No lo dejé terminar.

—Nos divorciaremos en dos años. Nada de niños. Mucho menos en esas condiciones —dije, llevándome la taza de café a los labios.

Silencio.

Sentí su mirada helada antes de escuchar el golpe.

El dorso de su mano golpeó mi mejilla con una fuerza. La taza tembló en mi mano, a punto de volcarse. Mi silla se tambaleó y mi corazón se encogió.

—¿Y tú quién m****a te crees para darme órdenes? ¡Ubícate, eres menos que la nada! —gruñó, con los ojos encendidos.

Me sujeté la cara. Me ardía.

—Nadie te pidió tu puta opinión, así que ahórratela. Eres mía… solo una más de mis mascotas. Porque ni a puta llegas. Me das asco —escupió.

Abrí la boca para responderle, pero antes de que pudiera soltar una palabra, se levantó de golpe. 

Se vino sobre mí, cruzando la distancia en dos zancadas, y me agarró del cabello.

—¡Mírame! —rugió, tirando de mi pelo hacia atrás sin piedad.

Lo hice. 

No porque quisiera, sino porque no tenía opción. 

Tenía los ojos abiertos como un maldito loco.

—Desde ya te lo advierto —dijo con la voz baja y venenosa—: voy a estar con mi mujer estos días, y no te quiero estorbando. Tienes seguridad; ellos se encargarán de ti. ¡No se te ocurra hacerte la lista! Tienen la orden de ponerte en cintura. 

Tragué saliva. Sentí una punzada de miedo real.

—Después discutiremos sobre el engendro —añadió.

Me soltó con brusquedad. Me tambaleé hacia atrás, sintiendo cómo las lágrimas ya estaban ahí, presionando detrás de los párpados, pero negándome a que cayeran.

Entonces me escupió.

En la cara.

Y se fue, cerrando la puerta del balcón tras de sí.

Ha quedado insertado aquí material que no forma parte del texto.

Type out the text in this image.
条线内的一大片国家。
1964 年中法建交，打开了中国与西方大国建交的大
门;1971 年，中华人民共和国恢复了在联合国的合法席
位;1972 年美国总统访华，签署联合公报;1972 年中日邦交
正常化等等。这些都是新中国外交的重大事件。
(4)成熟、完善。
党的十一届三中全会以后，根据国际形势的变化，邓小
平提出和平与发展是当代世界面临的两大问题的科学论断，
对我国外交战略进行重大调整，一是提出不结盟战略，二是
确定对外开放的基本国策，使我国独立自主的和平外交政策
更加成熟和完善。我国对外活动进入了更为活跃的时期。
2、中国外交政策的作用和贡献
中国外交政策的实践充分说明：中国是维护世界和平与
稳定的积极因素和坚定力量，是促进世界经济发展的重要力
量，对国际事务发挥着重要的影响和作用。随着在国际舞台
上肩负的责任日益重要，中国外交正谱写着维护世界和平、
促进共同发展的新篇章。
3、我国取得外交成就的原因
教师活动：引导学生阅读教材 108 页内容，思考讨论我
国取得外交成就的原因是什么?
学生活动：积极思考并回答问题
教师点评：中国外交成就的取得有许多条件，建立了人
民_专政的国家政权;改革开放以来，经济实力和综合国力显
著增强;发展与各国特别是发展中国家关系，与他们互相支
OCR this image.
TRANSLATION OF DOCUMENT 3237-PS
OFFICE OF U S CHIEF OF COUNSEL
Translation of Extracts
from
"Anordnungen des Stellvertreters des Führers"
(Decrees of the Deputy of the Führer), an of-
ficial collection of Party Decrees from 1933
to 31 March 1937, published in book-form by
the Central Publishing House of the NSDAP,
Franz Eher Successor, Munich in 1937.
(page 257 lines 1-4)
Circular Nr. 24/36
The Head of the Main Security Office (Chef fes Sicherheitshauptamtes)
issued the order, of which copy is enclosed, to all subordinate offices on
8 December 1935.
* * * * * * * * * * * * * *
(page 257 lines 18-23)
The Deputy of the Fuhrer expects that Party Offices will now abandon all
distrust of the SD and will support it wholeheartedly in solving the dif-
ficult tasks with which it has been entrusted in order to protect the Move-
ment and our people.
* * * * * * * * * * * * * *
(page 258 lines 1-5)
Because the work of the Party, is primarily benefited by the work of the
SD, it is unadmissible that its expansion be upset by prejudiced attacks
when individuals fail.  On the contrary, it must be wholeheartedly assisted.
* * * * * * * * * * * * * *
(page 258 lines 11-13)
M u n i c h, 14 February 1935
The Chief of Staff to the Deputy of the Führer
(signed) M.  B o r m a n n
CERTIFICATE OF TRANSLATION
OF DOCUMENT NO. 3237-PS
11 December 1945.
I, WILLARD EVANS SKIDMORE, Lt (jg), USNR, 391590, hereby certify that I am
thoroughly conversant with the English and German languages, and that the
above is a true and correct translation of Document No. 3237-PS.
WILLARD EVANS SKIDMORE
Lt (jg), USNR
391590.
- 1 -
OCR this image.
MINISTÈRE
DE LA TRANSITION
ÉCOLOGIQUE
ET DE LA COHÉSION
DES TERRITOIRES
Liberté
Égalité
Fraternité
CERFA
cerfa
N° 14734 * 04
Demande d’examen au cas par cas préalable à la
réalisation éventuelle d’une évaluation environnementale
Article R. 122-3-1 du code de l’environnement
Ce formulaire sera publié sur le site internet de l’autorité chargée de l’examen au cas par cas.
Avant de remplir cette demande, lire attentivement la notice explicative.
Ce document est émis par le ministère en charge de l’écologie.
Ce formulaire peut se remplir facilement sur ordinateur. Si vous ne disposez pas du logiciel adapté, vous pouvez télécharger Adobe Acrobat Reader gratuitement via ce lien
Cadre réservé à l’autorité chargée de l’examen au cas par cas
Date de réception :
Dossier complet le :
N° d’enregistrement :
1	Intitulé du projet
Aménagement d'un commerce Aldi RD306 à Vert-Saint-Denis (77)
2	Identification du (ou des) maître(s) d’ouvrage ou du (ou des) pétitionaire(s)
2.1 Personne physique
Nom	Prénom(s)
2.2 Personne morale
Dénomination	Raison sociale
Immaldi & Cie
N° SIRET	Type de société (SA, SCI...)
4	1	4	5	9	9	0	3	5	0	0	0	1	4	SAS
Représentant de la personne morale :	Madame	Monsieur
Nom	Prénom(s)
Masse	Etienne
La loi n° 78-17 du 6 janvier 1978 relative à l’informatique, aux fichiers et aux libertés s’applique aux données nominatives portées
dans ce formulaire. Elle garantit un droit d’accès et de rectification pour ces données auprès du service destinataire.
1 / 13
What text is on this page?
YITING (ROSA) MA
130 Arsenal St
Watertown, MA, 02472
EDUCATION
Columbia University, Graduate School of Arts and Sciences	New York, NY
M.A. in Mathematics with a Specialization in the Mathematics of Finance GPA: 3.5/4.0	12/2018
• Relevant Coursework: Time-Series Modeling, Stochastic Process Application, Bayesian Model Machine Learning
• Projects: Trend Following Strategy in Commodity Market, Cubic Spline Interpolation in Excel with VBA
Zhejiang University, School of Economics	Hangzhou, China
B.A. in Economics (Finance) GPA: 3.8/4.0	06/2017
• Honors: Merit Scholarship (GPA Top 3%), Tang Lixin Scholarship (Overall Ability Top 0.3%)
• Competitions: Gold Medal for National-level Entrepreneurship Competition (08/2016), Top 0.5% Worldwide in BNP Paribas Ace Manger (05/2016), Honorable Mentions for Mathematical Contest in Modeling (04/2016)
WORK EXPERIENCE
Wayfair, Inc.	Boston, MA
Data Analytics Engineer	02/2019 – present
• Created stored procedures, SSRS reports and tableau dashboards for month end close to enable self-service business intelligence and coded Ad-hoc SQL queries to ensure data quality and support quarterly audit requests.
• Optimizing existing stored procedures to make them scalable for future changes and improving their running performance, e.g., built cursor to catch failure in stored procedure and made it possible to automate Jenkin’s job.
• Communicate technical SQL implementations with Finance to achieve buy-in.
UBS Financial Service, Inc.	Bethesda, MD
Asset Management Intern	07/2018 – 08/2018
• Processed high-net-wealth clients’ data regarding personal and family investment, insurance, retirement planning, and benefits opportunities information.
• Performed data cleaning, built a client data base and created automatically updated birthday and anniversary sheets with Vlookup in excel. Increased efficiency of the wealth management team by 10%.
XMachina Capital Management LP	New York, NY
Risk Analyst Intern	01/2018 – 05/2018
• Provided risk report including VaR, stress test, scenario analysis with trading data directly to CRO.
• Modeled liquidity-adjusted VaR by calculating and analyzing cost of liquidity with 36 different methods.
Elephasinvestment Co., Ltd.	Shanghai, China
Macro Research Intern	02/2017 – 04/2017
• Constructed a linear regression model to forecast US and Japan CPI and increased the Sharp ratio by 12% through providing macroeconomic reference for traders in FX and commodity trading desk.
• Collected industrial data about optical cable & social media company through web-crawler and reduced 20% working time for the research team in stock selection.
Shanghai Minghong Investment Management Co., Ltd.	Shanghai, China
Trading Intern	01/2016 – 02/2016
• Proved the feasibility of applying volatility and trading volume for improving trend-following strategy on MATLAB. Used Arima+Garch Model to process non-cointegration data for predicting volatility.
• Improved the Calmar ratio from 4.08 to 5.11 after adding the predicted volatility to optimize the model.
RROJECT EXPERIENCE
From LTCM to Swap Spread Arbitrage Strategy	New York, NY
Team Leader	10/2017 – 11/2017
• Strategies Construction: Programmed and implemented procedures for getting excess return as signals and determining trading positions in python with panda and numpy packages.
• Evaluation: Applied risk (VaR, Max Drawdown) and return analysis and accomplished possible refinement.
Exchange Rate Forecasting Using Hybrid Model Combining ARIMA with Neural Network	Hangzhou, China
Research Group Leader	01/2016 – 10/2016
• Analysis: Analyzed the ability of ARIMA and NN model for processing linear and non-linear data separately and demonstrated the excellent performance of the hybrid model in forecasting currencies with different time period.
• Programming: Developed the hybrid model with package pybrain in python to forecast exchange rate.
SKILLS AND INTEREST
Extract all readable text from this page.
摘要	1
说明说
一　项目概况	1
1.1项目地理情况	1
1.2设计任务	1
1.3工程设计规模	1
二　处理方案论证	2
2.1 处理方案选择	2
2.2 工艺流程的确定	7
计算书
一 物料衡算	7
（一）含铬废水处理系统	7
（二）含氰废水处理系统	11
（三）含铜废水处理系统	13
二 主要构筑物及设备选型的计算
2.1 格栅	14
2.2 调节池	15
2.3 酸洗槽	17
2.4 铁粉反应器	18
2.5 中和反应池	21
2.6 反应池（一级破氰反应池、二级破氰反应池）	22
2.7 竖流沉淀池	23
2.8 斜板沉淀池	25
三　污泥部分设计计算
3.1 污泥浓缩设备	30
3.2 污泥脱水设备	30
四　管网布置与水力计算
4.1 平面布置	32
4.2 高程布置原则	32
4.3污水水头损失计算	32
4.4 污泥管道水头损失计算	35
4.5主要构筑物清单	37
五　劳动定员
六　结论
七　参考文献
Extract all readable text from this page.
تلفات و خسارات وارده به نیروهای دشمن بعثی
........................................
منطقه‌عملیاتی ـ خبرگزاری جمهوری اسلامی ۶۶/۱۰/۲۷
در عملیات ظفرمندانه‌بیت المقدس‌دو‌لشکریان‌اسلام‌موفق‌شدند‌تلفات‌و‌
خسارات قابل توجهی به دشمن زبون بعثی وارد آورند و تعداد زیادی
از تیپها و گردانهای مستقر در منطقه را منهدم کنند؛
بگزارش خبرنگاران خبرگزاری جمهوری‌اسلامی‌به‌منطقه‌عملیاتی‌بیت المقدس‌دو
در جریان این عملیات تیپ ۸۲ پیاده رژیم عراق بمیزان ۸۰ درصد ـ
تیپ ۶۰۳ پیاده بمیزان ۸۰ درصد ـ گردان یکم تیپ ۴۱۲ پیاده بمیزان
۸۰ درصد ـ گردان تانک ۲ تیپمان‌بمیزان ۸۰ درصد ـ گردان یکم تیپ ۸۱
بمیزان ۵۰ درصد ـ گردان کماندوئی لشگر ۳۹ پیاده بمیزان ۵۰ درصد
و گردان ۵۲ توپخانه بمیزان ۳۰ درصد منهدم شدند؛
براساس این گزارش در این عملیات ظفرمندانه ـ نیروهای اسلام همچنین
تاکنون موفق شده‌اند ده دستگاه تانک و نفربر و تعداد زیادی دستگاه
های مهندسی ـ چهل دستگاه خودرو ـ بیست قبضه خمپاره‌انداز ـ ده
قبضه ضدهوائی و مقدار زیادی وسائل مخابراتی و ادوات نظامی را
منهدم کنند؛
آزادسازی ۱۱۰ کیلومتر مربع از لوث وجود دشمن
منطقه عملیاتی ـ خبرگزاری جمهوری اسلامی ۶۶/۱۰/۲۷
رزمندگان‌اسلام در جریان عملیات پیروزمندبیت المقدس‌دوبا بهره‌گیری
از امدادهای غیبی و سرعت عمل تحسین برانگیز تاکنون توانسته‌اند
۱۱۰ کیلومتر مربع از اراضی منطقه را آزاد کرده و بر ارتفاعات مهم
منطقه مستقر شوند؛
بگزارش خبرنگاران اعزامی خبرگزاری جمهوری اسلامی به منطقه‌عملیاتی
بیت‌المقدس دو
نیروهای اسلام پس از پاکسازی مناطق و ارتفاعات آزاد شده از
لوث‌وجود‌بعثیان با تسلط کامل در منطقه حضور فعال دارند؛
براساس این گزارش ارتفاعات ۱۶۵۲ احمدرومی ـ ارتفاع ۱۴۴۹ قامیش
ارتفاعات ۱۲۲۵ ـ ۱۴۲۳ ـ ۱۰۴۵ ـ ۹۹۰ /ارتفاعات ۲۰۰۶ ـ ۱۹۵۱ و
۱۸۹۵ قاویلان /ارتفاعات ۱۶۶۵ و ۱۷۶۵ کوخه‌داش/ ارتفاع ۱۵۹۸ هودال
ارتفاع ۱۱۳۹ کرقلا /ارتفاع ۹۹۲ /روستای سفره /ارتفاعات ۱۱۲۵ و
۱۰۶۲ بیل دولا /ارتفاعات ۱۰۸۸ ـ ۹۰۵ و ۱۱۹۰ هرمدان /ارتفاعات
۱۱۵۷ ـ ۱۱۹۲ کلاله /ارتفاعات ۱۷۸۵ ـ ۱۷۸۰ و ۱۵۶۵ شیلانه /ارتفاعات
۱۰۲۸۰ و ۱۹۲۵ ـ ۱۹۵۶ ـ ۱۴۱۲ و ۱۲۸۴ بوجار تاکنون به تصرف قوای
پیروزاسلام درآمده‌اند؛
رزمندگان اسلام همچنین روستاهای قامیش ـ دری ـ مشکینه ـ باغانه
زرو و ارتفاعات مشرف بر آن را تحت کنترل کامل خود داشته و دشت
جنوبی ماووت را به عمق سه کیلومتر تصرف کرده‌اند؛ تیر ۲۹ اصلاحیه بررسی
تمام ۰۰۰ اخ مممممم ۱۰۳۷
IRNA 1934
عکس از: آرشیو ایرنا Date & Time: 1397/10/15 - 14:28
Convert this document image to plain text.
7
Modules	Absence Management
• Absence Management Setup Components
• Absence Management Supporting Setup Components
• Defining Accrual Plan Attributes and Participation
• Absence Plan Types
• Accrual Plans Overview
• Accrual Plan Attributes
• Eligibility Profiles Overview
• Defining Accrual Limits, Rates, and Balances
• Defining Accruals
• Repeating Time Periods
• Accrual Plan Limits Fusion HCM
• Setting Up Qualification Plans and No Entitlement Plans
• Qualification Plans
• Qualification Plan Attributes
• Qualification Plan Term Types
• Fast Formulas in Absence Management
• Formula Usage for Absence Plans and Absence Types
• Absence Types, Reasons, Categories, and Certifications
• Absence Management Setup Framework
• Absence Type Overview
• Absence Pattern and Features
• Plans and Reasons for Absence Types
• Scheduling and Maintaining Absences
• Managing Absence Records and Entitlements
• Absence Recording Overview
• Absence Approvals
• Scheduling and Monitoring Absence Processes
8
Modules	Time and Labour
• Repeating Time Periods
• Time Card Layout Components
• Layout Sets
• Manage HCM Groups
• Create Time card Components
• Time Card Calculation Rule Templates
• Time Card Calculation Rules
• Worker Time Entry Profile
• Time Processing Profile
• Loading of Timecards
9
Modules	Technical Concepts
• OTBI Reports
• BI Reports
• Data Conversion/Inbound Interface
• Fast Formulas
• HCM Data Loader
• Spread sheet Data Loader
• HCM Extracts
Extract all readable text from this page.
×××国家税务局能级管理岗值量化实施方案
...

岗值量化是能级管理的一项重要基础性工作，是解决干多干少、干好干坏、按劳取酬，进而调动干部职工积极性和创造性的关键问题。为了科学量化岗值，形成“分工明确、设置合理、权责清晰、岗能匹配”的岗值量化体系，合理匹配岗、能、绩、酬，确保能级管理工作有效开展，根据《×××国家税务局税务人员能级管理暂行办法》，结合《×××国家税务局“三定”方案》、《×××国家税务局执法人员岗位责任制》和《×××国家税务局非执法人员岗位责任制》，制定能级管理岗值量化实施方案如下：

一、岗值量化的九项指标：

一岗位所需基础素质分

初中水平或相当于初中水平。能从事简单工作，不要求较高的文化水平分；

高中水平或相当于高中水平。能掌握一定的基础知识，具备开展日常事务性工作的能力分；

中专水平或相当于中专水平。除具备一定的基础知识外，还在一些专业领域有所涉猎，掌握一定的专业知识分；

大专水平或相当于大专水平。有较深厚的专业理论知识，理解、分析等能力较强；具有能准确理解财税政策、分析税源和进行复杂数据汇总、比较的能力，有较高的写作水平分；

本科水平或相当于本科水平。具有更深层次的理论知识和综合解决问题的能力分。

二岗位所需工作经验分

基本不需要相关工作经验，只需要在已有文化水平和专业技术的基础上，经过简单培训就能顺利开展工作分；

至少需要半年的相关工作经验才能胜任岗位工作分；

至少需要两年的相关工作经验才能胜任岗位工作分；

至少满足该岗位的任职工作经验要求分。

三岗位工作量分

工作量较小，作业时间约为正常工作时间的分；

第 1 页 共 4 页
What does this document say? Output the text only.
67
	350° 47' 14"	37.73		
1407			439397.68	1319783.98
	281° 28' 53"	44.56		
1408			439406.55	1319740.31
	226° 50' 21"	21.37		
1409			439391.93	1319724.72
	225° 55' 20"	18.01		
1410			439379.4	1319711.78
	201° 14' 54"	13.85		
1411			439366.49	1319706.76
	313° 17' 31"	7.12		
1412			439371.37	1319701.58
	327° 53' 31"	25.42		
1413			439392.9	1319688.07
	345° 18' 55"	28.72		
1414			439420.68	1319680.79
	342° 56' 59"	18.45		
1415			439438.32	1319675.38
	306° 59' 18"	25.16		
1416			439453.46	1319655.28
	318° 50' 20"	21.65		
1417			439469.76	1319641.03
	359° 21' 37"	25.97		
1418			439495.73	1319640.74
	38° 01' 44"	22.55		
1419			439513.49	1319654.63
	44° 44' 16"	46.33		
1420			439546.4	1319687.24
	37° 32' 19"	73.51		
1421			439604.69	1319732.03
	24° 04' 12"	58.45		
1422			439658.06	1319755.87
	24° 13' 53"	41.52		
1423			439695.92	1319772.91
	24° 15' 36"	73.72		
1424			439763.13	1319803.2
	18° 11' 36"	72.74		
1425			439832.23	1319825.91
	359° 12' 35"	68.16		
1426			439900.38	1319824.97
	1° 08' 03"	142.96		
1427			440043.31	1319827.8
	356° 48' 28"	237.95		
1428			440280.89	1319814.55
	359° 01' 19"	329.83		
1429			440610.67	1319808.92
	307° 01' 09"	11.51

Me quedé quieta un momento, mirando el espacio vacío donde Pierre había estado segundos antes. 

Me levanté despacio. Caminé al baño con la cara ardiendo y los ojos secos. No iba a llorar. No ahora.

Abrí la llave del lavamanos y me lavé el rostro con agua fría. Una vez. Dos. Tres. Me froté con las manos, como si al hacerlo pudiera borrar lo que acababa de pasar.

Como si pudiera arrancarme de encima el asco, la rabia, la impotencia.

Me miré al espejo. La mejilla enrojecida. Los ojos hinchados. No me reconocía del todo.

Respiré hondo. Me sequé con una toalla blanca que no era mía. Todo en ese lugar olía a dinero, a hotel de lujo, a control.

“Dos años.”

Lo pensé en voz baja. 

"Dos años y voy a ser libre." 

"Dos años y todo esto se va a acabar."

No podía permitirme perder el tiempo. Si me quedaba encerrada en esa habitación, en esa cabeza llena de miedo, iba a volverme loca.

Él no podía obligarme a tener un hijo. No podía. No sin mi consentimiento. ¿O sí?

Sacudí la cabeza. No iba a pensar en eso todavía. Ahora no.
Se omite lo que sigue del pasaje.